People Who Made History at the Mill

A Part of Many Families

R.C. "Uncle Dick" Finley built the first mill at the Falls of the Calapooia in 1847, and a second mill above the first a few years later. He saw an opportunity to gain more business by locating a third mill on the valley floor to intercept a pack train going to the southern gold fields. Boston Mills was built 1856-58 in partnership with P.V. Crawford and Alex Brandon. This mill burned in October 1862 and was immediately rebuilt. Before these mills, settlers had to take their wheat to Oregon City to have it ground.

Richard Chism Finley, 1814-1892

Photo Courtesy Linn County Museum, Brownsville

Alexander Brandon [1826-1904], a carpenter by trade, used his skills helping to build Boston Mills. In 1866, Crawford and Brandon sold their share of the mill to William Simmons. No photo available of Alexander Brandon.

P.V. "Phil" Crawford, a millwright, joined Finley and Alex Brandon to build Boston Mills. Boston Mills was built while Oregon was still a territory, 1856-58. It was the third flour mill built by pioneer R. C. "Uncle Dick" Finley and his partners P.V. Crawford and Alex Brandon. Boston Mills went into operation in 1858, and until recently was operating under the name of Thompson's Mills.

P.V. "Phil" Crawford & Family
Click on the image or the link to see a larger view which includes names and birthdates of the family members.
Photo Courtesy William C. Dunlap

William "Uncle Billy" Simmons came to America from London, England in 1856. He was a miller by trade.
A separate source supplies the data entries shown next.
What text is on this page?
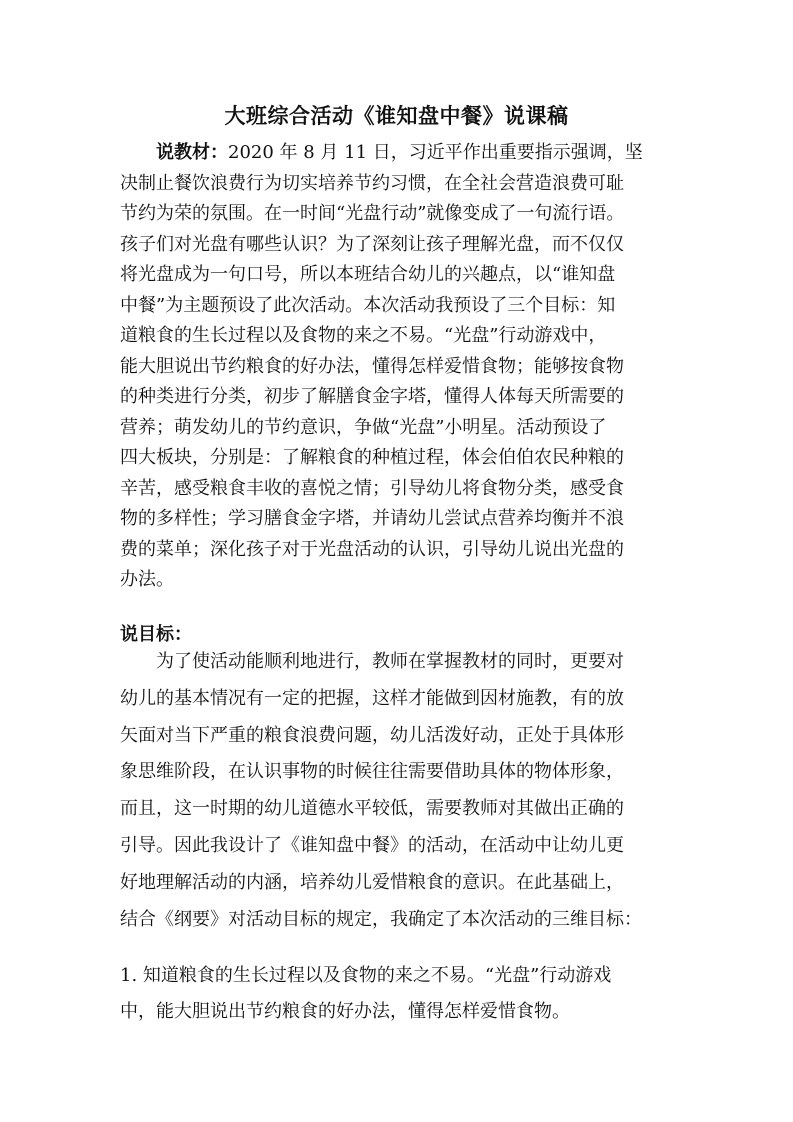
大班综合活动《谁知盘中餐》说课稿
说教材：2020 年 8 月 11 日，习近平作出重要指示强调，坚
决制止餐饮浪费行为切实培养节约习惯，在全社会营造浪费可耻
节约为荣的氛围。在一时间“光盘行动”就像变成了一句流行语。
孩子们对光盘有哪些认识？为了深刻让孩子理解光盘，而不仅仅
将光盘成为一句口号，所以本班结合幼儿的兴趣点，以“谁知盘
中餐”为主题预设了此次活动。本次活动我预设了三个目标：知
道粮食的生长过程以及食物的来之不易。“光盘”行动游戏中，
能大胆说出节约粮食的好办法，懂得怎样爱惜食物；能够按食物
的种类进行分类，初步了解膳食金字塔，懂得人体每天所需要的
营养；萌发幼儿的节约意识，争做“光盘”小明星。活动预设了
四大板块，分别是：了解粮食的种植过程，体会伯伯农民种粮的
辛苦，感受粮食丰收的喜悦之情；引导幼儿将食物分类，感受食
物的多样性；学习膳食金字塔，并请幼儿尝试点营养均衡并不浪
费的菜单；深化孩子对于光盘活动的认识，引导幼儿说出光盘的
办法。
说目标：
为了使活动能顺利地进行，教师在掌握教材的同时，更要对
幼儿的基本情况有一定的把握，这样才能做到因材施教，有的放
矢面对当下严重的粮食浪费问题，幼儿活泼好动，正处于具体形
象思维阶段，在认识事物的时候往往需要借助具体的物体形象，
而且，这一时期的幼儿道德水平较低，需要教师对其做出正确的
引导。因此我设计了《谁知盘中餐》的活动，在活动中让幼儿更
好地理解活动的内涵，培养幼儿爱惜粮食的意识。在此基础上，
结合《纲要》对活动目标的规定，我确定了本次活动的三维目标：
1. 知道粮食的生长过程以及食物的来之不易。“光盘”行动游戏
中，能大胆说出节约粮食的好办法，懂得怎样爱惜食物。
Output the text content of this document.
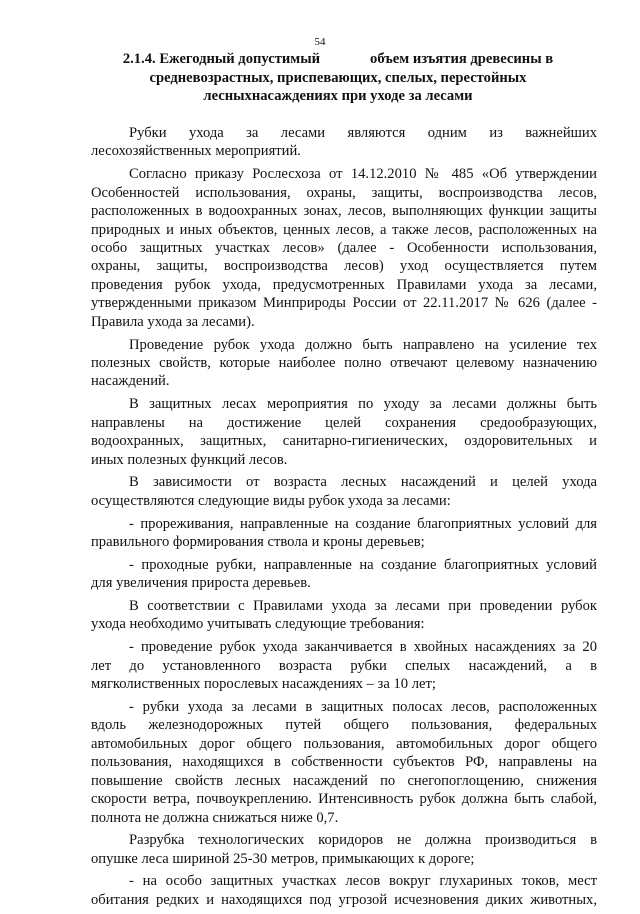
54
2.1.4. Ежегодный допустимый	объем изъятия древесины в
средневозрастных, приспевающих, спелых, перестойных
лесныхнасаждениях при уходе за лесами
Рубки ухода за лесами являются одним из важнейших
лесохозяйственных мероприятий.
Согласно приказу Рослесхоза от 14.12.2010 № 485 «Об утверждении
Особенностей использования, охраны, защиты, воспроизводства лесов,
расположенных в водоохранных зонах, лесов, выполняющих функции защиты
природных и иных объектов, ценных лесов, а также лесов, расположенных на
особо защитных участках лесов» (далее - Особенности использования,
охраны, защиты, воспроизводства лесов) уход осуществляется путем
проведения рубок ухода, предусмотренных Правилами ухода за лесами,
утвержденными приказом Минприроды России от 22.11.2017 № 626 (далее -
Правила ухода за лесами).
Проведение рубок ухода должно быть направлено на усиление тех
полезных свойств, которые наиболее полно отвечают целевому назначению
насаждений.
В защитных лесах мероприятия по уходу за лесами должны быть
направлены на достижение целей сохранения средообразующих,
водоохранных, защитных, санитарно-гигиенических, оздоровительных и
иных полезных функций лесов.
В зависимости от возраста лесных насаждений и целей ухода
осуществляются следующие виды рубок ухода за лесами:
- прореживания, направленные на создание благоприятных условий для
правильного формирования ствола и кроны деревьев;
- проходные рубки, направленные на создание благоприятных условий
для увеличения прироста деревьев.
В соответствии с Правилами ухода за лесами при проведении рубок
ухода необходимо учитывать следующие требования:
- проведение рубок ухода заканчивается в хвойных насаждениях за 20
лет до установленного возраста рубки спелых насаждений, а в
мягколиственных порослевых насаждениях – за 10 лет;
- рубки ухода за лесами в защитных полосах лесов, расположенных
вдоль железнодорожных путей общего пользования, федеральных
автомобильных дорог общего пользования, автомобильных дорог общего
пользования, находящихся в собственности субъектов РФ, направлены на
повышение свойств лесных насаждений по снегопоглощению, снижения
скорости ветра, почвоукреплению. Интенсивность рубок должна быть слабой,
полнота не должна снижаться ниже 0,7.
Разрубка технологических коридоров не должна производиться в
опушке леса шириной 25-30 метров, примыкающих к дороге;
- на особо защитных участках лесов вокруг глухариных токов, мест
обитания редких и находящихся под угрозой исчезновения диких животных,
He worked in Springfield, met and married Mary there. He bought-out the interest of Brandon and Crawford in Boston Mills in 1866 and with other members of the family, operated Boston Mills until Thompson bought out Finley in 1891.
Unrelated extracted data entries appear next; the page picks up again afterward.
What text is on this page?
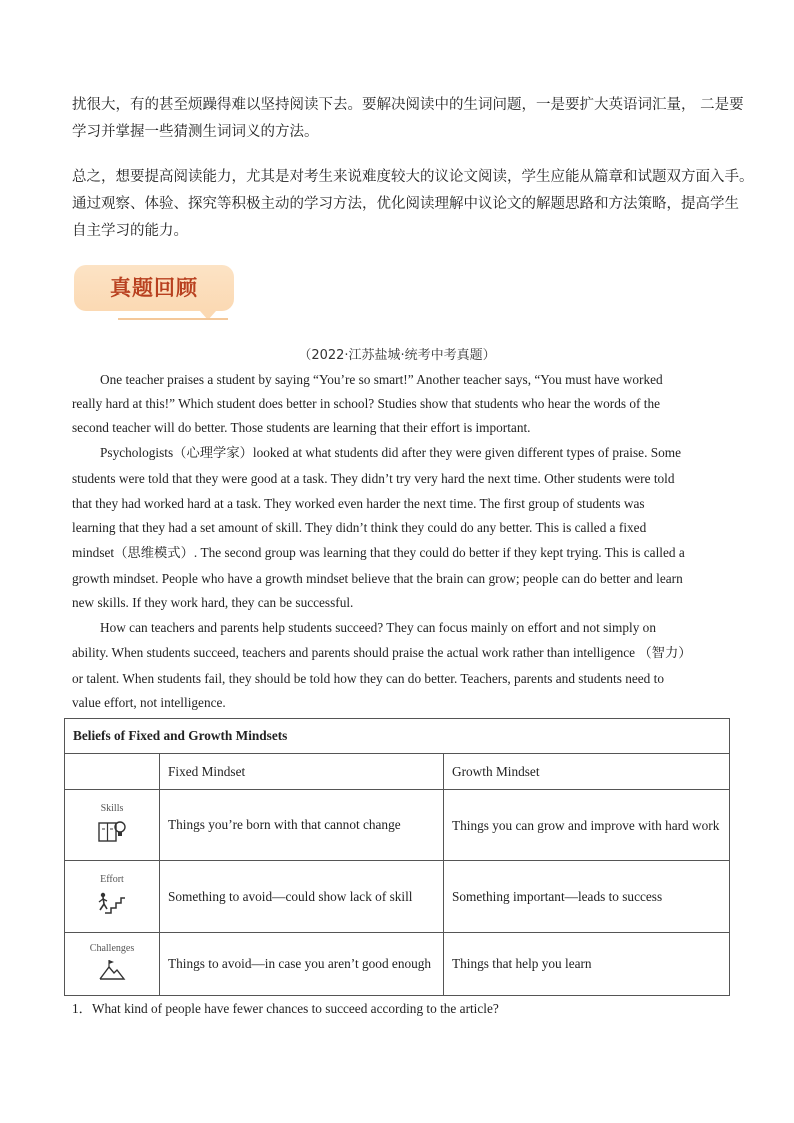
扰很大，有的甚至烦躁得难以坚持阅读下去。要解决阅读中的生词问题，一是要扩大英语词汇量， 二是要
学习并掌握一些猜测生词词义的方法。
总之，想要提高阅读能力，尤其是对考生来说难度较大的议论文阅读，学生应能从篇章和试题双方面入手。
通过观察、体验、探究等积极主动的学习方法，优化阅读理解中议论文的解题思路和方法策略，提高学生
自主学习的能力。
真题回顾
（2022·江苏盐城·统考中考真题）
One teacher praises a student by saying “You’re so smart!” Another teacher says, “You must have worked
really hard at this!” Which student does better in school? Studies show that students who hear the words of the
second teacher will do better. Those students are learning that their effort is important.
Psychologists（心理学家）looked at what students did after they were given different types of praise. Some
students were told that they were good at a task. They didn’t try very hard the next time. Other students were told
that they had worked hard at a task. They worked even harder the next time. The first group of students was
learning that they had a set amount of skill. They didn’t think they could do any better. This is called a fixed
mindset（思维模式）. The second group was learning that they could do better if they kept trying. This is called a
growth mindset. People who have a growth mindset believe that the brain can grow; people can do better and learn
new skills. If they work hard, they can be successful.
How can teachers and parents help students succeed? They can focus mainly on effort and not simply on
ability. When students succeed, teachers and parents should praise the actual work rather than intelligence （智力）
or talent. When students fail, they should be told how they can do better. Teachers, parents and students need to
value effort, not intelligence.
Beliefs of Fixed and Growth Mindsets		
	Fixed Mindset	Growth Mindset

Skills	Things you’re born with that cannot change	Things you can grow and improve with hard work

Effort	Something to avoid—could show lack of skill	Something important—leads to success

Challenges	Things to avoid—in case you aren’t good enough	Things that help you learn
1．What kind of people have fewer chances to succeed according to the article?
Mary Simmons was born in Scotland and came to America with her family when she was one year old. She married Simmons in Springfield in 1859 bringing several children by previous marriage.
Both Simmons photos Courtesy Karl Arnold

William Simmons, Jr.
1836 -- 1909

Mary Simmons
1825 -- 1903

At various times the following members of the Simmons family were at Boston Mills: William Simmons, Sr. [1806-1881] and his wife, Sarah Simmons [1813-1889]. These are the parents of William Simmons, Jr. and his two brothers: Alfred A. Simmons and Edwin James Simmons, both of whom were part owners of Boston Mills for a time. All these family members were from London, England. Photos are not currently available.

Sophia Thompson, 1853 - 1928
Martin Thompson, 1846 - 1910
Martin Thompson came to America from Schleswig-Holstein in 1870. He was a miller and millwright by training.
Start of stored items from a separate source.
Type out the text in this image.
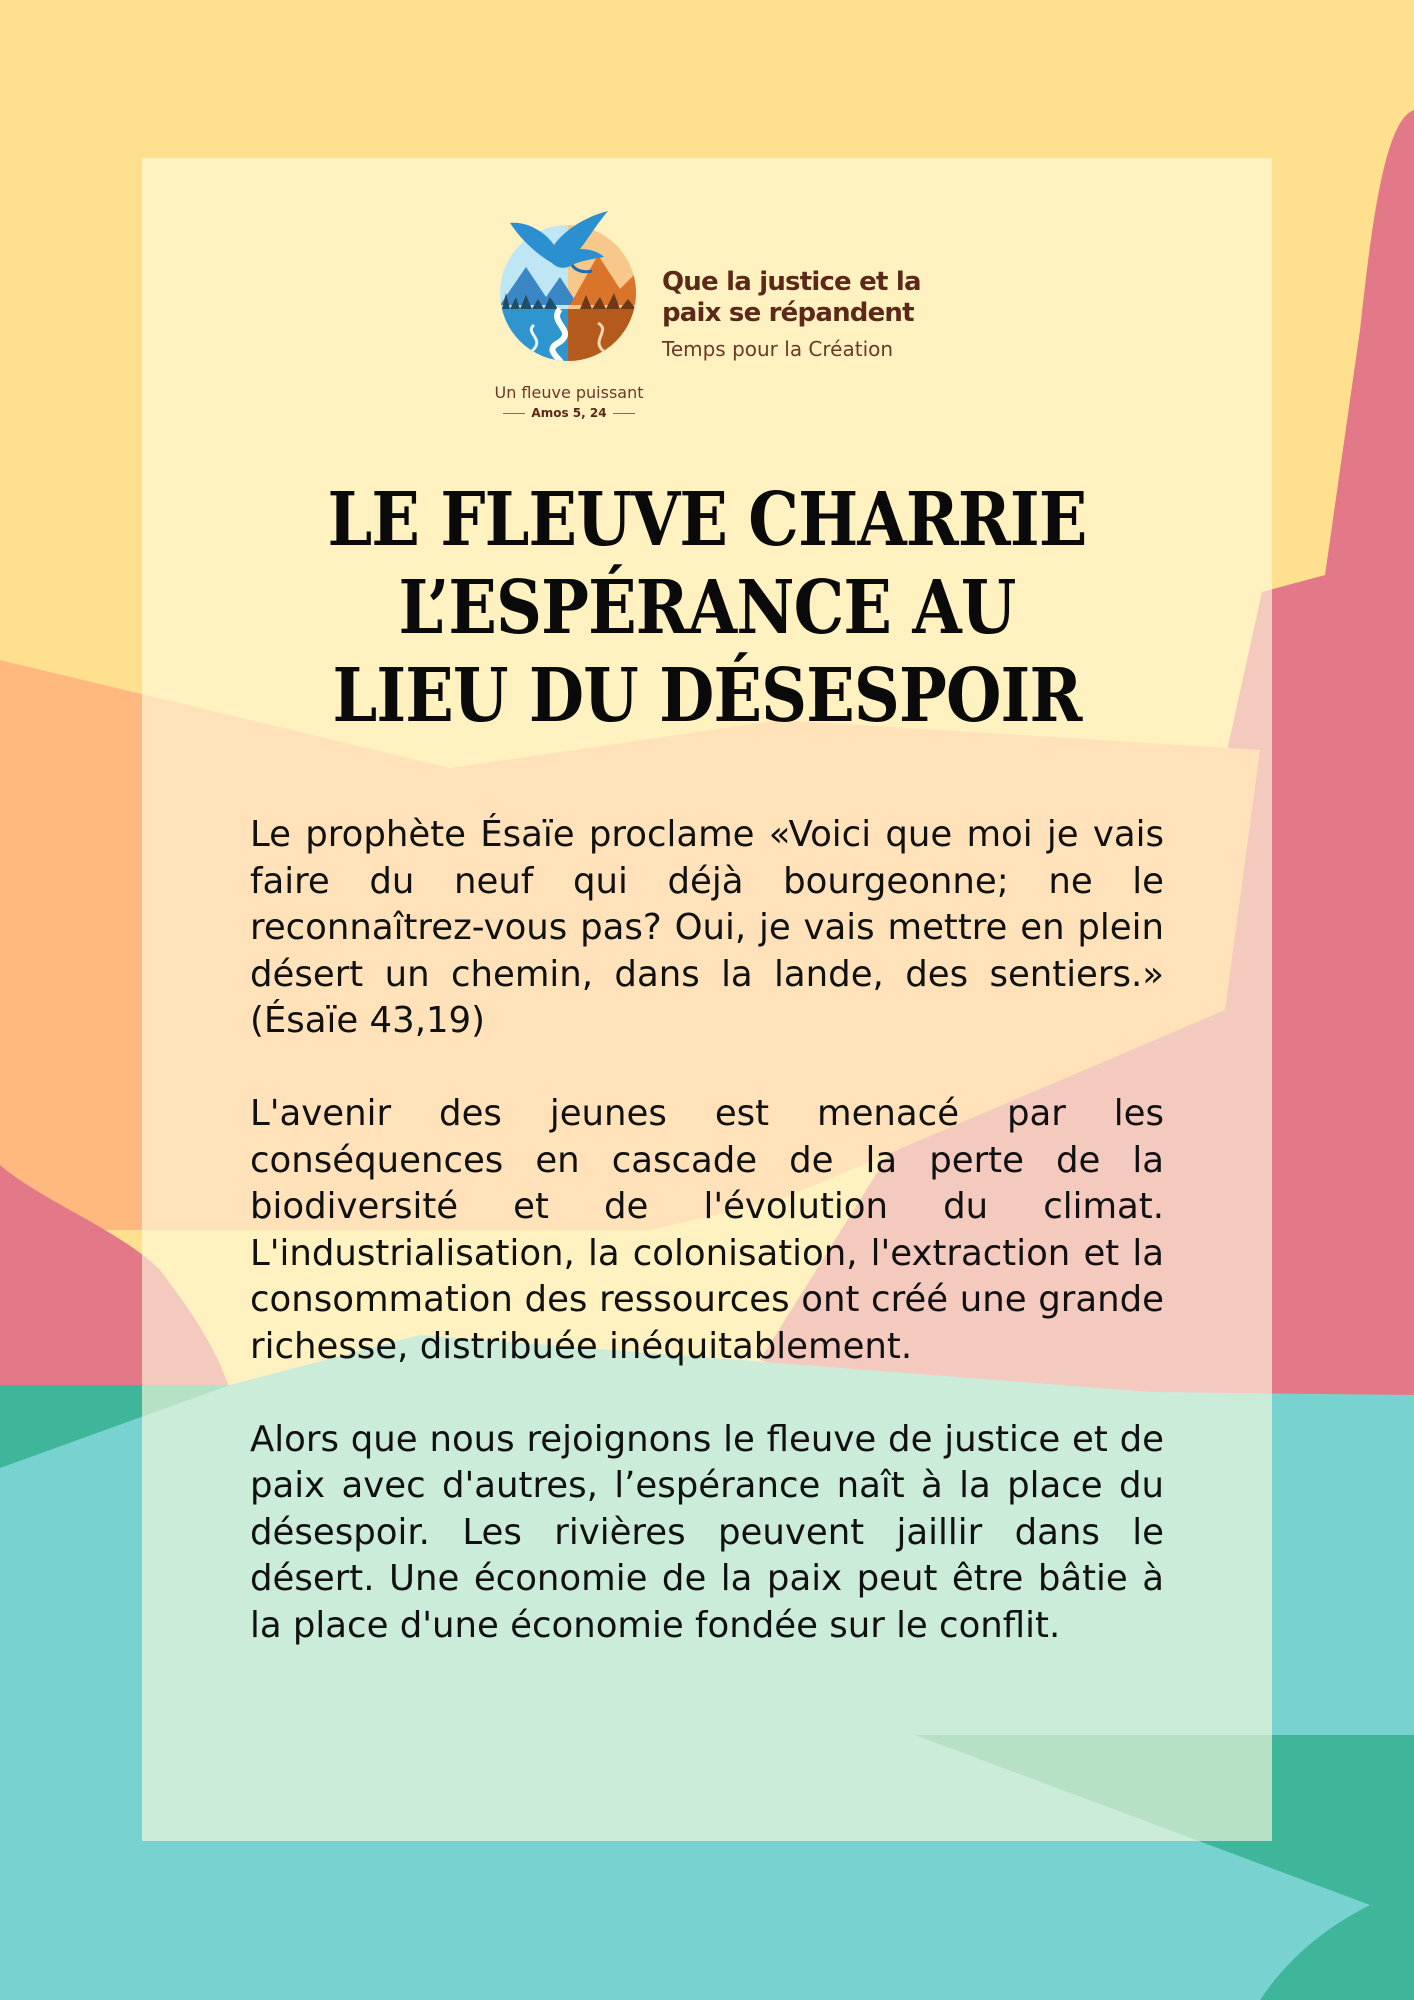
Que la justice et la paix se répandent
Temps pour la Création
Un fleuve puissant
Amos 5, 24
LE FLEUVE CHARRIE
L’ESPÉRANCE AU
LIEU DU DÉSESPOIR

Le prophète Ésaïe proclame «Voici que moi je vais faire du neuf qui déjà bourgeonne; ne le reconnaîtrez-vous pas? Oui, je vais mettre en plein désert un chemin, dans la lande, des sentiers.» (Ésaïe 43,19)

L'avenir des jeunes est menacé par les conséquences en cascade de la perte de la biodiversité et de l'évolution du climat. L'industrialisation, la colonisation, l'extraction et la consommation des ressources ont créé une grande richesse, distribuée inéquitablement.

Alors que nous rejoignons le fleuve de justice et de paix avec d'autres, l’espérance naît à la place du désespoir. Les rivières peuvent jaillir dans le désert. Une économie de la paix peut être bâtie à la place d'une économie fondée sur le conflit.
Sophia came to America from Mecklenburg in 1870. She met and married Martin in Iowa.

In 1891, Martin Thompson bought R.C. Finley’s share. In 1897 he completed payment to Simmons and became sole owner of Boston Mills. Martin converted the mill to use roller milling machinery and operated the business until his death in 1910.

Photo Courtesy Martin E. Thompson, Sr

O. M. (Ott) Thompson, 1883 -- 1965

In 1910 at the death of his father, Martin, Otto "Ott" took over the operation of Boston Roller Mills. Ott made many significant improvements to the mill. During World War I, Ott ran the mill 24 hours a day.

When Ott passed away in 1965, his son Myrle assumed management of Thompson's Mills. By this time a warehouse at Shedd had been built and was a significant shipping and receiving point for grain.

    Myrle Thompson, 1909 -- 1982

Myrle continued to run the mill until his retirement in 1974. The mill then left the Thompson family. The mill had remained in the Thompson family for 85 years: Martin Thompson purchasing it in 1891, running it till 1910. His son Ott ran it until his death in 1965. Then Ott’s son, Myrle ran it from 1965 through 1974 when he retired and sold the mill. Boston Mill Society president Martin E. Thompson, Sr. is a grandson of the first Thompson owner.

Merlene and Dave Babits did custom milling and operated an hydroelectric plant, until the mill was sold to Oregon State Parks in 2004.